Social networking sites are not permitted to store information about people's use of the sites beyond the duration of a particular session in Germany, according to a panel of all that country's data protection officials.
Companies behind social networks such as MySpace and Facebook must also tell users what happens to any data that is collected and tell them how they can influence the use of that data.
The principles were laid down by the German Düsseldorfer Kreis (GDK), a panel of all the German data protection authorities. They laid down eight principles of operation for social networking sites to keep them in line with data protection law, according to the Data Protection Review operated by the data protection agency of Madrid.
The principles covered what data can be collected under what circumstances, and what it can then be used for.
One principle said that the sites could only store personal information that was not a part of the user's actual social networking profile beyond the end of a session if it needed it for billing purposes. Since most social networks are free that is unlikely to be a common situation.
The principles also said that any information that is gathered can only be used for marketing if the user has provided consent for that to happen.
The rules also made it clear to social network operators that they could not use laws derived from the Data Retention Directive to justify keeping information. The GDK said that there is no legal foundation for storing data unless there is a specific law that says so.
The application of the Directive to online services has previously been the subject of debate between privacy regulators and Google. The search giant had claimed that it had to keep logs of search queries because it was required to by the Directive.
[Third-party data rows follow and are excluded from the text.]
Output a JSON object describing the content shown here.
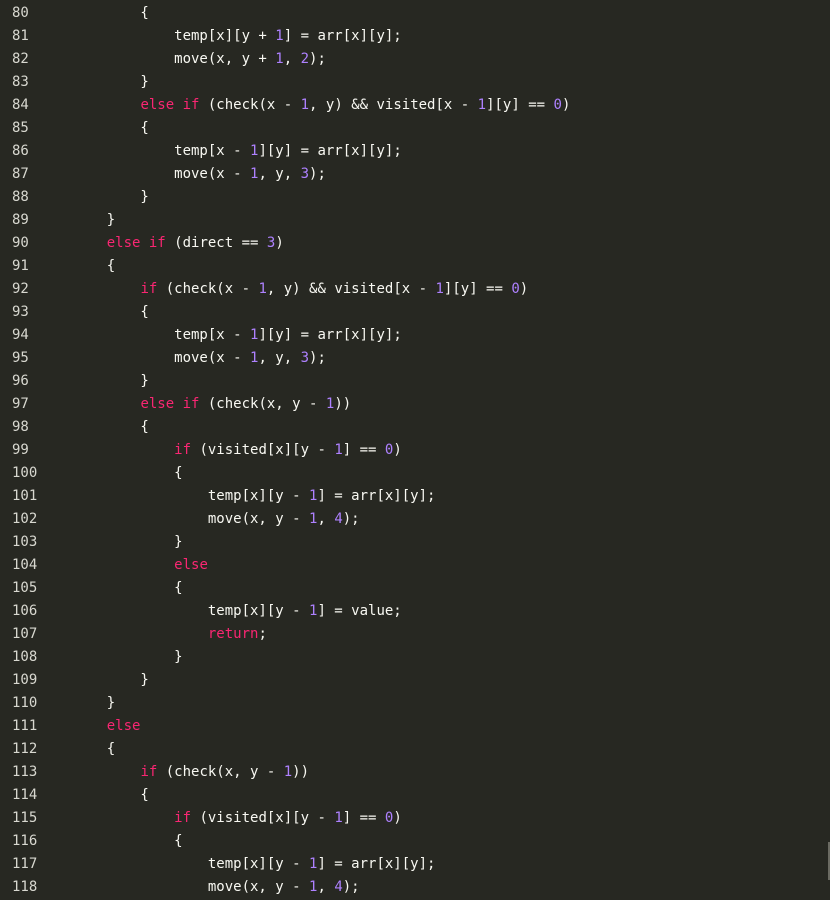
{
  "colors": {
    "background": "#272822",
    "text": "#f8f8f2",
    "keyword": "#f92672",
    "number": "#ae81ff",
    "line_number": "#d8d8d0"
  },
  "lines": [
    {
      "n": "80",
      "tokens": [
        {
          "t": "        {",
          "c": "tx"
        }
      ]
    },
    {
      "n": "81",
      "tokens": [
        {
          "t": "            temp[x][y + ",
          "c": "tx"
        },
        {
          "t": "1",
          "c": "num"
        },
        {
          "t": "] = arr[x][y];",
          "c": "tx"
        }
      ]
    },
    {
      "n": "82",
      "tokens": [
        {
          "t": "            move(x, y + ",
          "c": "tx"
        },
        {
          "t": "1",
          "c": "num"
        },
        {
          "t": ", ",
          "c": "tx"
        },
        {
          "t": "2",
          "c": "num"
        },
        {
          "t": ");",
          "c": "tx"
        }
      ]
    },
    {
      "n": "83",
      "tokens": [
        {
          "t": "        }",
          "c": "tx"
        }
      ]
    },
    {
      "n": "84",
      "tokens": [
        {
          "t": "        ",
          "c": "tx"
        },
        {
          "t": "else if",
          "c": "kw"
        },
        {
          "t": " (check(x - ",
          "c": "tx"
        },
        {
          "t": "1",
          "c": "num"
        },
        {
          "t": ", y) && visited[x - ",
          "c": "tx"
        },
        {
          "t": "1",
          "c": "num"
        },
        {
          "t": "][y] == ",
          "c": "tx"
        },
        {
          "t": "0",
          "c": "num"
        },
        {
          "t": ")",
          "c": "tx"
        }
      ]
    },
    {
      "n": "85",
      "tokens": [
        {
          "t": "        {",
          "c": "tx"
        }
      ]
    },
    {
      "n": "86",
      "tokens": [
        {
          "t": "            temp[x - ",
          "c": "tx"
        },
        {
          "t": "1",
          "c": "num"
        },
        {
          "t": "][y] = arr[x][y];",
          "c": "tx"
        }
      ]
    },
    {
      "n": "87",
      "tokens": [
        {
          "t": "            move(x - ",
          "c": "tx"
        },
        {
          "t": "1",
          "c": "num"
        },
        {
          "t": ", y, ",
          "c": "tx"
        },
        {
          "t": "3",
          "c": "num"
        },
        {
          "t": ");",
          "c": "tx"
        }
      ]
    },
    {
      "n": "88",
      "tokens": [
        {
          "t": "        }",
          "c": "tx"
        }
      ]
    },
    {
      "n": "89",
      "tokens": [
        {
          "t": "    }",
          "c": "tx"
        }
      ]
    },
    {
      "n": "90",
      "tokens": [
        {
          "t": "    ",
          "c": "tx"
        },
        {
          "t": "else if",
          "c": "kw"
        },
        {
          "t": " (direct == ",
          "c": "tx"
        },
        {
          "t": "3",
          "c": "num"
        },
        {
          "t": ")",
          "c": "tx"
        }
      ]
    },
    {
      "n": "91",
      "tokens": [
        {
          "t": "    {",
          "c": "tx"
        }
      ]
    },
    {
      "n": "92",
      "tokens": [
        {
          "t": "        ",
          "c": "tx"
        },
        {
          "t": "if",
          "c": "kw"
        },
        {
          "t": " (check(x - ",
          "c": "tx"
        },
        {
          "t": "1",
          "c": "num"
        },
        {
          "t": ", y) && visited[x - ",
          "c": "tx"
        },
        {
          "t": "1",
          "c": "num"
        },
        {
          "t": "][y] == ",
          "c": "tx"
        },
        {
          "t": "0",
          "c": "num"
        },
        {
          "t": ")",
          "c": "tx"
        }
      ]
    },
    {
      "n": "93",
      "tokens": [
        {
          "t": "        {",
          "c": "tx"
        }
      ]
    },
    {
      "n": "94",
      "tokens": [
        {
          "t": "            temp[x - ",
          "c": "tx"
        },
        {
          "t": "1",
          "c": "num"
        },
        {
          "t": "][y] = arr[x][y];",
          "c": "tx"
        }
      ]
    },
    {
      "n": "95",
      "tokens": [
        {
          "t": "            move(x - ",
          "c": "tx"
        },
        {
          "t": "1",
          "c": "num"
        },
        {
          "t": ", y, ",
          "c": "tx"
        },
        {
          "t": "3",
          "c": "num"
        },
        {
          "t": ");",
          "c": "tx"
        }
      ]
    },
    {
      "n": "96",
      "tokens": [
        {
          "t": "        }",
          "c": "tx"
        }
      ]
    },
    {
      "n": "97",
      "tokens": [
        {
          "t": "        ",
          "c": "tx"
        },
        {
          "t": "else if",
          "c": "kw"
        },
        {
          "t": " (check(x, y - ",
          "c": "tx"
        },
        {
          "t": "1",
          "c": "num"
        },
        {
          "t": "))",
          "c": "tx"
        }
      ]
    },
    {
      "n": "98",
      "tokens": [
        {
          "t": "        {",
          "c": "tx"
        }
      ]
    },
    {
      "n": "99",
      "tokens": [
        {
          "t": "            ",
          "c": "tx"
        },
        {
          "t": "if",
          "c": "kw"
        },
        {
          "t": " (visited[x][y - ",
          "c": "tx"
        },
        {
          "t": "1",
          "c": "num"
        },
        {
          "t": "] == ",
          "c": "tx"
        },
        {
          "t": "0",
          "c": "num"
        },
        {
          "t": ")",
          "c": "tx"
        }
      ]
    },
    {
      "n": "100",
      "tokens": [
        {
          "t": "            {",
          "c": "tx"
        }
      ]
    },
    {
      "n": "101",
      "tokens": [
        {
          "t": "                temp[x][y - ",
          "c": "tx"
        },
        {
          "t": "1",
          "c": "num"
        },
        {
          "t": "] = arr[x][y];",
          "c": "tx"
        }
      ]
    },
    {
      "n": "102",
      "tokens": [
        {
          "t": "                move(x, y - ",
          "c": "tx"
        },
        {
          "t": "1",
          "c": "num"
        },
        {
          "t": ", ",
          "c": "tx"
        },
        {
          "t": "4",
          "c": "num"
        },
        {
          "t": ");",
          "c": "tx"
        }
      ]
    },
    {
      "n": "103",
      "tokens": [
        {
          "t": "            }",
          "c": "tx"
        }
      ]
    },
    {
      "n": "104",
      "tokens": [
        {
          "t": "            ",
          "c": "tx"
        },
        {
          "t": "else",
          "c": "kw"
        }
      ]
    },
    {
      "n": "105",
      "tokens": [
        {
          "t": "            {",
          "c": "tx"
        }
      ]
    },
    {
      "n": "106",
      "tokens": [
        {
          "t": "                temp[x][y - ",
          "c": "tx"
        },
        {
          "t": "1",
          "c": "num"
        },
        {
          "t": "] = value;",
          "c": "tx"
        }
      ]
    },
    {
      "n": "107",
      "tokens": [
        {
          "t": "                ",
          "c": "tx"
        },
        {
          "t": "return",
          "c": "kw"
        },
        {
          "t": ";",
          "c": "tx"
        }
      ]
    },
    {
      "n": "108",
      "tokens": [
        {
          "t": "            }",
          "c": "tx"
        }
      ]
    },
    {
      "n": "109",
      "tokens": [
        {
          "t": "        }",
          "c": "tx"
        }
      ]
    },
    {
      "n": "110",
      "tokens": [
        {
          "t": "    }",
          "c": "tx"
        }
      ]
    },
    {
      "n": "111",
      "tokens": [
        {
          "t": "    ",
          "c": "tx"
        },
        {
          "t": "else",
          "c": "kw"
        }
      ]
    },
    {
      "n": "112",
      "tokens": [
        {
          "t": "    {",
          "c": "tx"
        }
      ]
    },
    {
      "n": "113",
      "tokens": [
        {
          "t": "        ",
          "c": "tx"
        },
        {
          "t": "if",
          "c": "kw"
        },
        {
          "t": " (check(x, y - ",
          "c": "tx"
        },
        {
          "t": "1",
          "c": "num"
        },
        {
          "t": "))",
          "c": "tx"
        }
      ]
    },
    {
      "n": "114",
      "tokens": [
        {
          "t": "        {",
          "c": "tx"
        }
      ]
    },
    {
      "n": "115",
      "tokens": [
        {
          "t": "            ",
          "c": "tx"
        },
        {
          "t": "if",
          "c": "kw"
        },
        {
          "t": " (visited[x][y - ",
          "c": "tx"
        },
        {
          "t": "1",
          "c": "num"
        },
        {
          "t": "] == ",
          "c": "tx"
        },
        {
          "t": "0",
          "c": "num"
        },
        {
          "t": ")",
          "c": "tx"
        }
      ]
    },
    {
      "n": "116",
      "tokens": [
        {
          "t": "            {",
          "c": "tx"
        }
      ]
    },
    {
      "n": "117",
      "tokens": [
        {
          "t": "                temp[x][y - ",
          "c": "tx"
        },
        {
          "t": "1",
          "c": "num"
        },
        {
          "t": "] = arr[x][y];",
          "c": "tx"
        }
      ]
    },
    {
      "n": "118",
      "tokens": [
        {
          "t": "                move(x, y - ",
          "c": "tx"
        },
        {
          "t": "1",
          "c": "num"
        },
        {
          "t": ", ",
          "c": "tx"
        },
        {
          "t": "4",
          "c": "num"
        },
        {
          "t": ");",
          "c": "tx"
        }
      ]
    }
  ]
}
The Directive tells countries to pass laws ordering telecoms companies to keep records of user activity for between six and 24 months in case the information is useful in criminal prosecutions.
Privacy regulators said that the Directive only applied to telecoms service providers and not to companies which provide content online.
Google conceded in September of this year that its keeping of data was not mandated by the Directive, as it had previously argued.
The GDK's principles also include instructions to social networking operators to adequately protect private information with technical security measures and to set the standard privacy settings so that they protect users' privacy as efficiently as possible.
The GDK also said that social networking companies must let users delete their profile.
The GDK is an informal grouping of the regulators who monitor data protection in the private sector in Germany.